Irish Ambassador to Israel
- Incumbent
- Assumed office November 2022
- President: Michael D Higgins Catherine Connolly
- Preceded by: Kyle O'Sullivan

Irish Ambassador to Turkey
- In office August 2019 – November 2022
- President: Michael D Higgins
- Preceded by: Brendan Ward
- Succeeded by: John McCullagh

= Sonya McGuinness =

Irish diplomat

Sonya McGuinness is an Irish diplomat who succeeded Kyle O'Sullivan as Irish ambassador to Israel in November 2022. She presented her credentials to President Isaac Herzog in September 2023. McGuinness previously served as Irish ambassador to Turkey from 2019.

==Career==
===Ambassador to Israel===
In November 2023, McGuinness was summoned to the Israeli Ministry of Foreign Affairs following comments by then Taoiseach, Leo Varadkar about the safe return of 9-year old Irish-Israeli girl, Emily Hand, who had been kidnapped by Hamas during the October 7 attacks and held hostage. In May 2024, she was again summoned to the Ministry of Foreign Affairs, along with the ambassadors of Spain and Norway, where she was reprimanded over Ireland's decision to recognise the State of Palestine. The Tánaiste and Minister for Foreign Affairs, Micheál Martin, criticised the reprimand as "totally unacceptable".

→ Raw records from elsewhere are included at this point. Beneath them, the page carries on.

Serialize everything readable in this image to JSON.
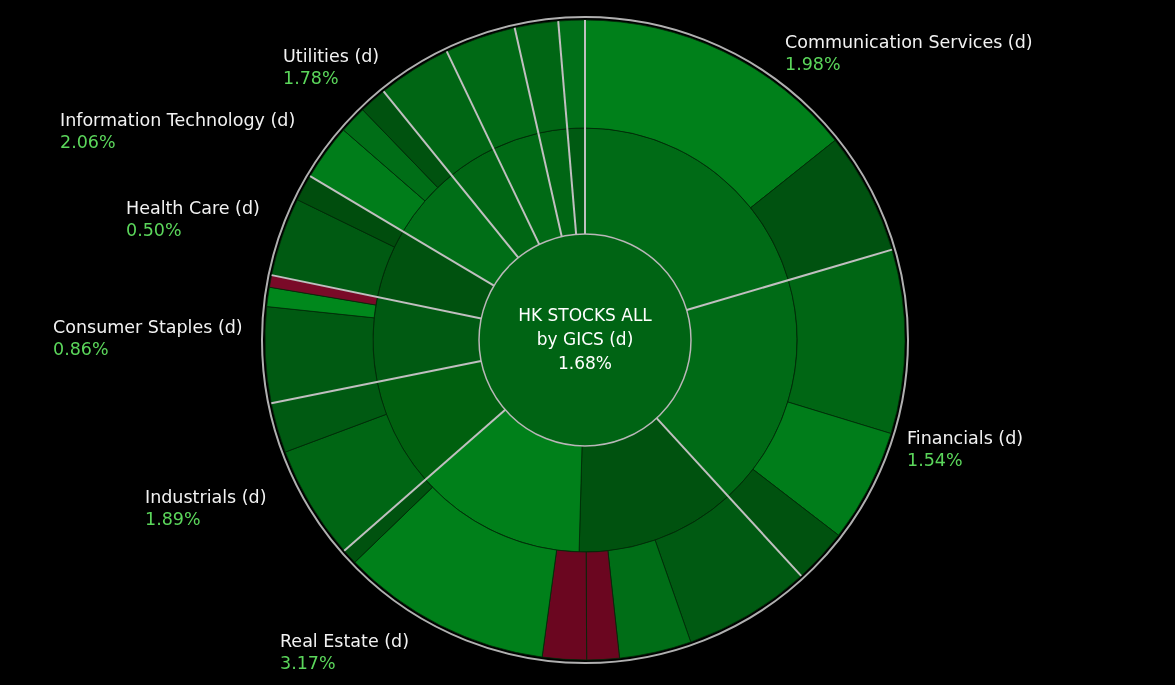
{
  "chart": {
    "title_lines": [
      "HK STOCKS ALL",
      "by GICS (d)"
    ],
    "total_change": "1.68%",
    "sectors": [
      {
        "label": "Communication Services (d)",
        "change": "1.98%"
      },
      {
        "label": "Utilities (d)",
        "change": "1.78%"
      },
      {
        "label": "Information Technology (d)",
        "change": "2.06%"
      },
      {
        "label": "Health Care (d)",
        "change": "0.50%"
      },
      {
        "label": "Consumer Staples (d)",
        "change": "0.86%"
      },
      {
        "label": "Financials (d)",
        "change": "1.54%"
      },
      {
        "label": "Industrials (d)",
        "change": "1.89%"
      },
      {
        "label": "Real Estate (d)",
        "change": "3.17%"
      }
    ]
  }
}
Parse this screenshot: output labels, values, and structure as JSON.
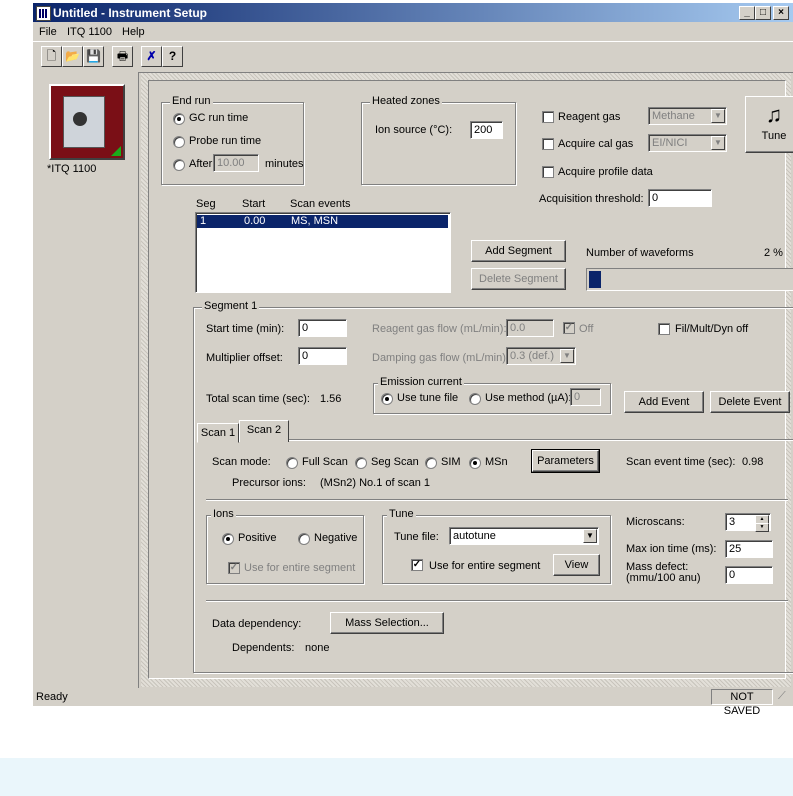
{
  "window": {
    "title": "Untitled - Instrument Setup",
    "minimize": "_",
    "maximize": "□",
    "close": "×"
  },
  "menu": [
    "File",
    "ITQ 1100",
    "Help"
  ],
  "toolbar": {
    "new": "🗋",
    "open": "📂",
    "save": "💾",
    "print": "🖶",
    "cut": "✗",
    "help": "?"
  },
  "device": {
    "label": "*ITQ 1100"
  },
  "end_run": {
    "caption": "End run",
    "gc": "GC run time",
    "probe": "Probe run time",
    "after": "After",
    "after_value": "10.00",
    "minutes": "minutes",
    "selected": "gc"
  },
  "heated_zones": {
    "caption": "Heated zones",
    "ion_source_label": "Ion source (°C):",
    "ion_source_value": "200"
  },
  "reagent": {
    "label": "Reagent gas",
    "value": "Methane"
  },
  "cal_gas": {
    "label": "Acquire cal gas",
    "value": "EI/NICI"
  },
  "profile": {
    "label": "Acquire profile data"
  },
  "tune_button": {
    "label": "Tune",
    "icon": "music-note-icon"
  },
  "threshold": {
    "label": "Acquisition threshold:",
    "value": "0"
  },
  "segments": {
    "headers": [
      "Seg",
      "Start",
      "Scan events"
    ],
    "rows": [
      {
        "seg": "1",
        "start": "0.00",
        "events": "MS, MSN"
      }
    ]
  },
  "segment_buttons": {
    "add": "Add Segment",
    "delete": "Delete Segment"
  },
  "waveforms": {
    "label": "Number of waveforms",
    "percent": "2 %",
    "fraction": 0.02
  },
  "segment1": {
    "caption": "Segment 1",
    "start_label": "Start time (min):",
    "start_value": "0",
    "multiplier_label": "Multiplier offset:",
    "multiplier_value": "0",
    "reagent_flow_label": "Reagent gas flow (mL/min):",
    "reagent_flow_value": "0.0",
    "off_label": "Off",
    "damping_label": "Damping gas flow (mL/min):",
    "damping_value": "0.3 (def.)",
    "fil_label": "Fil/Mult/Dyn off",
    "scan_time_label": "Total scan time (sec):",
    "scan_time_value": "1.56",
    "emission_caption": "Emission current",
    "use_tune_file": "Use tune file",
    "use_method": "Use method (µA):",
    "method_value": "0",
    "add_event": "Add Event",
    "delete_event": "Delete Event"
  },
  "tabs": [
    "Scan 1",
    "Scan 2"
  ],
  "scan2": {
    "mode_label": "Scan mode:",
    "modes": [
      "Full Scan",
      "Seg Scan",
      "SIM",
      "MSn"
    ],
    "selected_mode": "MSn",
    "parameters": "Parameters",
    "event_time_label": "Scan event time (sec):",
    "event_time_value": "0.98",
    "precursor_label": "Precursor ions:",
    "precursor_value": "(MSn2) No.1 of scan 1",
    "ions_caption": "Ions",
    "positive": "Positive",
    "negative": "Negative",
    "use_entire": "Use for entire segment",
    "tune_caption": "Tune",
    "tune_file_label": "Tune file:",
    "tune_file_value": "autotune",
    "tune_use_entire": "Use for entire segment",
    "view": "View",
    "microscans_label": "Microscans:",
    "microscans_value": "3",
    "max_ion_label": "Max ion time (ms):",
    "max_ion_value": "25",
    "mass_defect_label_1": "Mass defect:",
    "mass_defect_label_2": "(mmu/100 anu)",
    "mass_defect_value": "0",
    "data_dep_label": "Data dependency:",
    "mass_selection": "Mass Selection...",
    "dependents_label": "Dependents:",
    "dependents_value": "none"
  },
  "status": {
    "left": "Ready",
    "right": "NOT SAVED"
  }
}
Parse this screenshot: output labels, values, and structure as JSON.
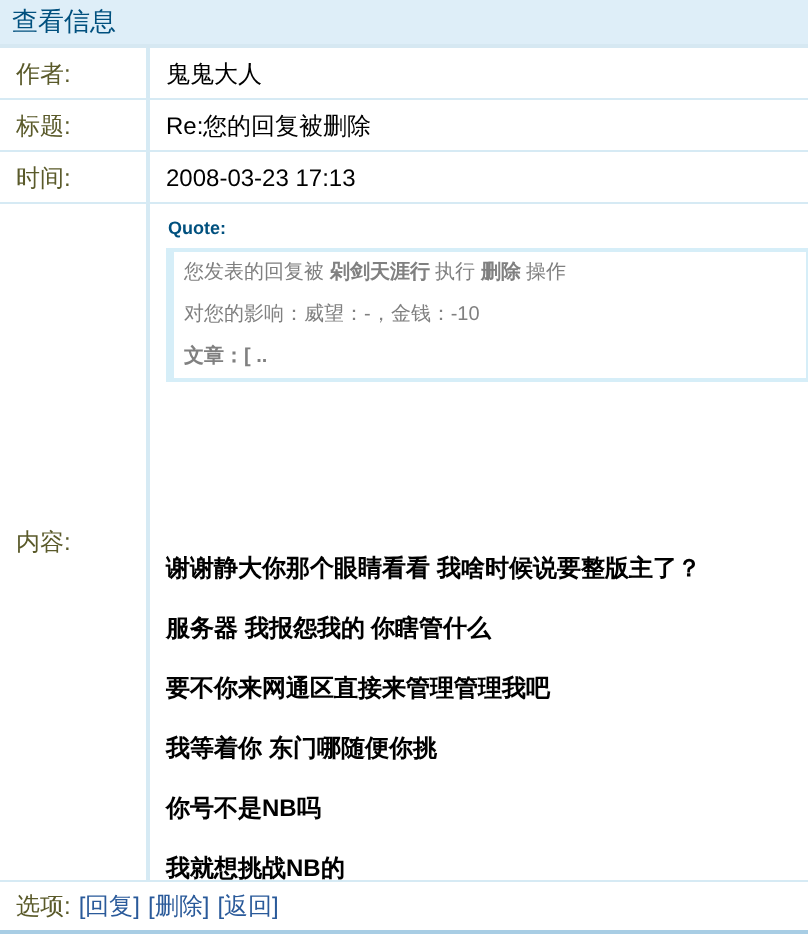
{
  "title": "查看信息",
  "fields": [
    {
      "label": "作者:",
      "value": "鬼鬼大人"
    },
    {
      "label": "标题:",
      "value": "Re:您的回复被删除"
    },
    {
      "label": "时间:",
      "value": "2008-03-23 17:13"
    }
  ],
  "content": {
    "label": "内容:",
    "quote": {
      "heading": "Quote:",
      "lines": [
        "您发表的回复被 **剁剑天涯行** 执行 **删除** 操作",
        "对您的影响：威望：-，金钱：-10",
        "**文章：[ ..**"
      ]
    },
    "paragraphs": [
      "谢谢静大你那个眼睛看看 我啥时候说要整版主了？",
      "服务器 我报怨我的 你瞎管什么",
      "要不你来网通区直接来管理管理我吧",
      "我等着你 东门哪随便你挑",
      "你号不是NB吗",
      "我就想挑战NB的"
    ]
  },
  "options": {
    "label": "选项:",
    "links": [
      "[回复]",
      "[删除]",
      "[返回]"
    ]
  }
}
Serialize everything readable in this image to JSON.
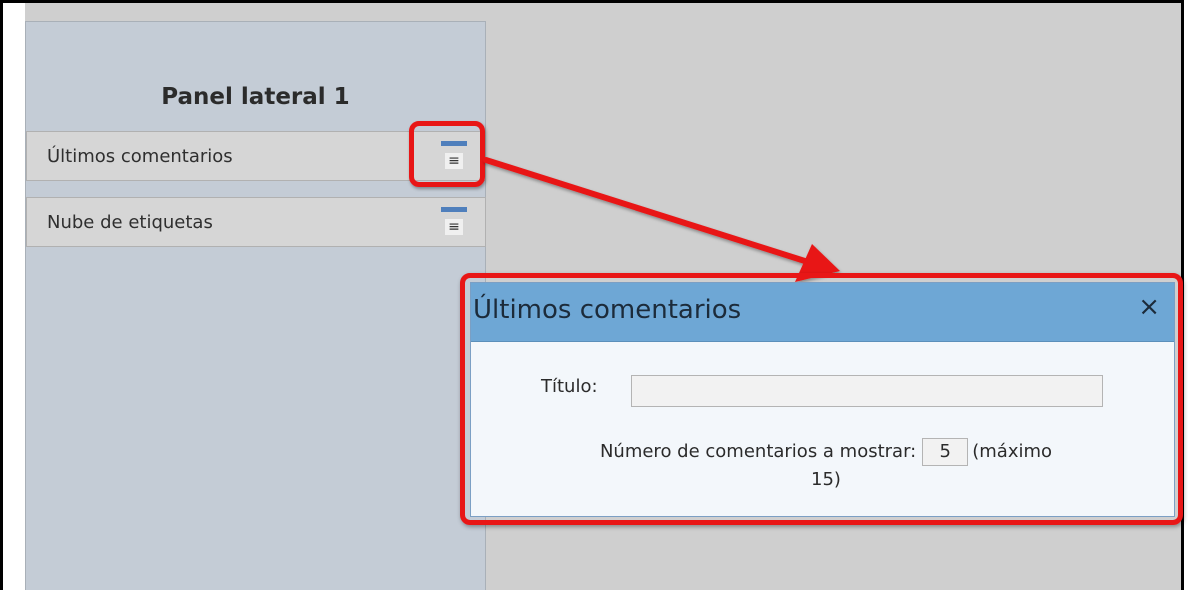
{
  "sidebar": {
    "title": "Panel lateral 1",
    "widgets": [
      {
        "label": "Últimos comentarios",
        "menu_icon": "≡"
      },
      {
        "label": "Nube de etiquetas",
        "menu_icon": "≡"
      }
    ]
  },
  "dialog": {
    "title": "Últimos comentarios",
    "close": "×",
    "title_field_label": "Título:",
    "title_field_value": "",
    "count_label": "Número de comentarios a mostrar:",
    "count_value": "5",
    "count_suffix_line1": "(máximo",
    "count_suffix_line2": "15)"
  },
  "colors": {
    "highlight": "#e81616",
    "dialog_header": "#6ea7d5",
    "sidebar_bg": "#c4ccd6",
    "menu_bar": "#4f7fbc"
  }
}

In December 2024, McGuinness responded to the closure of the Israeli embassy in Dublin, rejecting the accusation that Ireland is anti-Israel and antisemitic, and describing the depiction of Irish policy in Israel as "cartoonish".

In December 2025, McGuinness was publicly rebuked by Israeli Foreign Minister Gideon Sa'ar over a proposal by Dublin City Councillors to rename Herzog Park in Rathgar, Dublin which he claimed was anti-semitic. McGuinness warned against using accusations of anti-semitism for political gain and accused the Minister of being "ill-informed".